Substantial additions have been made to the rear of the brewery. Constructed largely of rendered concrete block with a gabled corrugated steel roof similar to the two original roofs, the additions include basement spaces, two fire escape stairs, toilets and a large stage area. A courtyard with perimeter wall and entry porch have been added to the Knapp Street corner. These additions to the rear and side are not considered to be of cultural heritage significance. When viewed from Flinders Street opposite the intersection with Knapp Street, Castle Hill makes a powerful setting for the former brewery; its presence behind all the blocks along the north-western side of Flinders Street being perceived most strikingly at the other intersections with perpendicular streets that occur along its course into the centre of the city.

== Heritage listing ==
The former Lion Brewery was listed on the Queensland Heritage Register on 30 July 2004 having satisfied the following criteria.

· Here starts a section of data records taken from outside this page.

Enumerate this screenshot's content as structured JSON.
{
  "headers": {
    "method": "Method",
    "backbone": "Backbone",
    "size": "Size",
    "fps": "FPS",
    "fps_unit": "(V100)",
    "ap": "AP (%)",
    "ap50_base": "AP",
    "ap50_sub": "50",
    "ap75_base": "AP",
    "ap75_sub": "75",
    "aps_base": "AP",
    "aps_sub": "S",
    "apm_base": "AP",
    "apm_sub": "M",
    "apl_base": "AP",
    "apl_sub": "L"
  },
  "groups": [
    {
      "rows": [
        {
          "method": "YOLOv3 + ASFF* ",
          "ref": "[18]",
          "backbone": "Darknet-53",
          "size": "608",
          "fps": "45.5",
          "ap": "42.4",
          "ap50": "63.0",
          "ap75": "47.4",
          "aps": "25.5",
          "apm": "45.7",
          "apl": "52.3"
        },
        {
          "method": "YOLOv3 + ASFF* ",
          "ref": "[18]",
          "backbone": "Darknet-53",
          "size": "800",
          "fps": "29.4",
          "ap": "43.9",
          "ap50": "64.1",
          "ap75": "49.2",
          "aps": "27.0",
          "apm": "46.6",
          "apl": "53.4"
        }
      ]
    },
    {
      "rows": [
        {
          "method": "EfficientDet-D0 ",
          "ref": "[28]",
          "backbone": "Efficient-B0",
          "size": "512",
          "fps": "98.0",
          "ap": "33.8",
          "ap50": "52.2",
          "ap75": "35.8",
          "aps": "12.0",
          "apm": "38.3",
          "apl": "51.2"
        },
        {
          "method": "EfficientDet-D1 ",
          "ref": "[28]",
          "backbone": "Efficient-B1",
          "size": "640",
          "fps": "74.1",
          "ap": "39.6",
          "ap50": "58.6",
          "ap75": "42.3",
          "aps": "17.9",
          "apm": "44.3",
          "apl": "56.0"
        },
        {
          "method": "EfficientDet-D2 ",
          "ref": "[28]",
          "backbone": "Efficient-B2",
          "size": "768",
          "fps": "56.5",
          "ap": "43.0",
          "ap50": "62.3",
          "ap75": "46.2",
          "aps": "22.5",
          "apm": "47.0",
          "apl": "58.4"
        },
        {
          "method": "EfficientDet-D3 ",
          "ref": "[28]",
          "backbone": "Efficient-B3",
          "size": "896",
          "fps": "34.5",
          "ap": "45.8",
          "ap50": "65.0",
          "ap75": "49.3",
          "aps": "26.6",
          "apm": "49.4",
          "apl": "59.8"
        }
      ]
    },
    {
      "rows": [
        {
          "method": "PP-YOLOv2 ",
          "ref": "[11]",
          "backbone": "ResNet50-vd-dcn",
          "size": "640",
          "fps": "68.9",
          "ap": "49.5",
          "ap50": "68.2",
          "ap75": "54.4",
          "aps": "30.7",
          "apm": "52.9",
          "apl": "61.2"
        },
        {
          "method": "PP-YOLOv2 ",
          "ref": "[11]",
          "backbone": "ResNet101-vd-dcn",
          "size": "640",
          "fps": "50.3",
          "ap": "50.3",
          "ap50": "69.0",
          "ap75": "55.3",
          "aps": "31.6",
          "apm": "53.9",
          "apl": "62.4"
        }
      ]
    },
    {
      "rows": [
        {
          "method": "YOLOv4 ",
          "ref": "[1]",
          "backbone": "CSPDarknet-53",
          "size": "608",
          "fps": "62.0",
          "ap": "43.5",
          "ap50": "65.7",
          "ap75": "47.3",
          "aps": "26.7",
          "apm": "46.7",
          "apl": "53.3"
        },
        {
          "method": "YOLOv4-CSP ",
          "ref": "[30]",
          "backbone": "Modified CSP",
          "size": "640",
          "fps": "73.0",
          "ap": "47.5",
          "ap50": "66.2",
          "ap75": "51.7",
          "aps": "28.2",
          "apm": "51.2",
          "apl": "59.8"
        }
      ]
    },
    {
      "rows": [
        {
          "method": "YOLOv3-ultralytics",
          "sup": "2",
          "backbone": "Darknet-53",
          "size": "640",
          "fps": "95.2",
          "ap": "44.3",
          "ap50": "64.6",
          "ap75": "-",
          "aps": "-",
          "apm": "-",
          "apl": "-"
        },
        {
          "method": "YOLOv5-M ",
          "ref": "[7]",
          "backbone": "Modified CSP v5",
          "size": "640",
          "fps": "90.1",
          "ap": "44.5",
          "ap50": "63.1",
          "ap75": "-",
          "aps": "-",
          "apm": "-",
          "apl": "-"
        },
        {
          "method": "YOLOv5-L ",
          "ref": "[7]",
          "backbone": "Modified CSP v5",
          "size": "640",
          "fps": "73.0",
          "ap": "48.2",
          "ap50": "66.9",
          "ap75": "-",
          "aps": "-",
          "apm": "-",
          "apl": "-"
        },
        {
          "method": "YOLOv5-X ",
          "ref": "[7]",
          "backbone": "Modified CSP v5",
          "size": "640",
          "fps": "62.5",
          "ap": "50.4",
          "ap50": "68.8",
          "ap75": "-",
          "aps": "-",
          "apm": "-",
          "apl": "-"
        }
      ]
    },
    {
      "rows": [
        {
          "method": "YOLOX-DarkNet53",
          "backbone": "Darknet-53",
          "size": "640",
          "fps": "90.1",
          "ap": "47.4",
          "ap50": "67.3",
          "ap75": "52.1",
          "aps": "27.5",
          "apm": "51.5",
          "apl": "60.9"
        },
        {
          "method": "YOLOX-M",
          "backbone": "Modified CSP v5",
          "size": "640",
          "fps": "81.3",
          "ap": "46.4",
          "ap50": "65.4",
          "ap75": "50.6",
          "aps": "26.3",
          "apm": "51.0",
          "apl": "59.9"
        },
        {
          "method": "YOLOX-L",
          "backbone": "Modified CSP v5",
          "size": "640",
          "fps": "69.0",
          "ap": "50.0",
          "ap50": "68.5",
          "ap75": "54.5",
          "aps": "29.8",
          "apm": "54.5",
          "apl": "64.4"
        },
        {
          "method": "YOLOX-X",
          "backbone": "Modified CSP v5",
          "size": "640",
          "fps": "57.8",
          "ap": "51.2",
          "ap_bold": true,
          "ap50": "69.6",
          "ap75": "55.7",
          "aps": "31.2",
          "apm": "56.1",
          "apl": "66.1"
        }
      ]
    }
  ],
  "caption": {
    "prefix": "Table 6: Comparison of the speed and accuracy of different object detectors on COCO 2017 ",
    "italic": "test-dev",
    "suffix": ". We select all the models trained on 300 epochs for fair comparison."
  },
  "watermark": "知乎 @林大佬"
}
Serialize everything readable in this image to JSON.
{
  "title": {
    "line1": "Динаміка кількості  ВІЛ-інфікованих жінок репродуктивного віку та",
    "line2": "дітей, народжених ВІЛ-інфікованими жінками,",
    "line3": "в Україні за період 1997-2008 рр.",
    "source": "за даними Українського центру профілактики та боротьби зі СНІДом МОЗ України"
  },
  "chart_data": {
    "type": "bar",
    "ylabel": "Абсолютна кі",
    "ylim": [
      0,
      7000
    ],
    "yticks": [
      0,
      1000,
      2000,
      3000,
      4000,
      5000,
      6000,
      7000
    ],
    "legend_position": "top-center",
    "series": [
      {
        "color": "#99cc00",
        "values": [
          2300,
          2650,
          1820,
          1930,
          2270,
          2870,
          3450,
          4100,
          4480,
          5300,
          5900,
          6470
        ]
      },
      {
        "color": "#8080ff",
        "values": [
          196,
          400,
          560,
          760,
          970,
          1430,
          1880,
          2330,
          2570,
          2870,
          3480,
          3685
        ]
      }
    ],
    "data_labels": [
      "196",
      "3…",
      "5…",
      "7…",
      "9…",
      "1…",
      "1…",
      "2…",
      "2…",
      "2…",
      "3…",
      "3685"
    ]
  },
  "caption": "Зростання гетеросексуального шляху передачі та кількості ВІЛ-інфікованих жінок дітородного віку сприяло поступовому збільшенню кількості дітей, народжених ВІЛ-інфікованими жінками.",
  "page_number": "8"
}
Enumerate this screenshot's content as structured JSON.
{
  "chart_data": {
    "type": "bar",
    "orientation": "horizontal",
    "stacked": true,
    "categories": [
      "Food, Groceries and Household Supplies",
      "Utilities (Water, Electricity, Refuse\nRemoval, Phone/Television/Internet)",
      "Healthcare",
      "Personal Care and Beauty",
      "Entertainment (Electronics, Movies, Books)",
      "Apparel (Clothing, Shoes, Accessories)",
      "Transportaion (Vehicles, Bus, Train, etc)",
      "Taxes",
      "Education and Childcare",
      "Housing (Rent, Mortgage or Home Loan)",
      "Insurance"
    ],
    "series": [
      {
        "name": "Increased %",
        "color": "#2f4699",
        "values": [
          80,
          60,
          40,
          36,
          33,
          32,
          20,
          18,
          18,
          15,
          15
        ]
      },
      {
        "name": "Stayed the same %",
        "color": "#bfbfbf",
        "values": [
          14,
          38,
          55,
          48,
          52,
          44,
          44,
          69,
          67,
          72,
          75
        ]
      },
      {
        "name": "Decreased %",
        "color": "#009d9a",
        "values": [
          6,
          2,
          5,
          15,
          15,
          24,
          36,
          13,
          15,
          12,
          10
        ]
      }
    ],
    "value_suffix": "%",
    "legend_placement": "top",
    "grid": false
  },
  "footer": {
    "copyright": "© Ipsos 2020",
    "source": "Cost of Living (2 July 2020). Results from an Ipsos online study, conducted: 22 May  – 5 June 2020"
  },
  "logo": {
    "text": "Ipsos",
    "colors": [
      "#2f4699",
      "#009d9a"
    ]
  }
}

The place is important in demonstrating the evolution or pattern of Queensland's history.

The Lion Brewery is important in demonstrating the development of Townsville as north Queensland's principal regional centre in the late 19th century. It is surviving evidence of the growth of manufacturing in Townsville during this period, and is important historically in illustrating the development and expansion of the brewing industry in Queensland in the 19th century.

The place demonstrates rare, uncommon or endangered aspects of Queensland's cultural heritage.

The Lion Brewery is significant as the only surviving substantial 19th century brewery in Queensland.

The place is important in demonstrating the principal characteristics of a particular class of cultural places.

Although the interior has been altered, the Lion Brewery, in its arrangement of spaces and in its largely intact exterior, is important in demonstrating the principal characteristics of a substantial, rendered-brick, late 19th century brewery.

The place is important because of its aesthetic significance.

Designed by architects with expertise in breweries, the Lion Brewery is a prominent landmark in Flinders Street, the main street of Townsville. It dominates a corner at the intersection with Knapp Street, important in the comparative view provided of Castle Hill, a key Townsville landmark since the 1860s. The variety of ornament, free use of historical reference, pleasing composition and imposing mass of the building demonstrate aesthetic qualities that are valued in late 19th century architecture.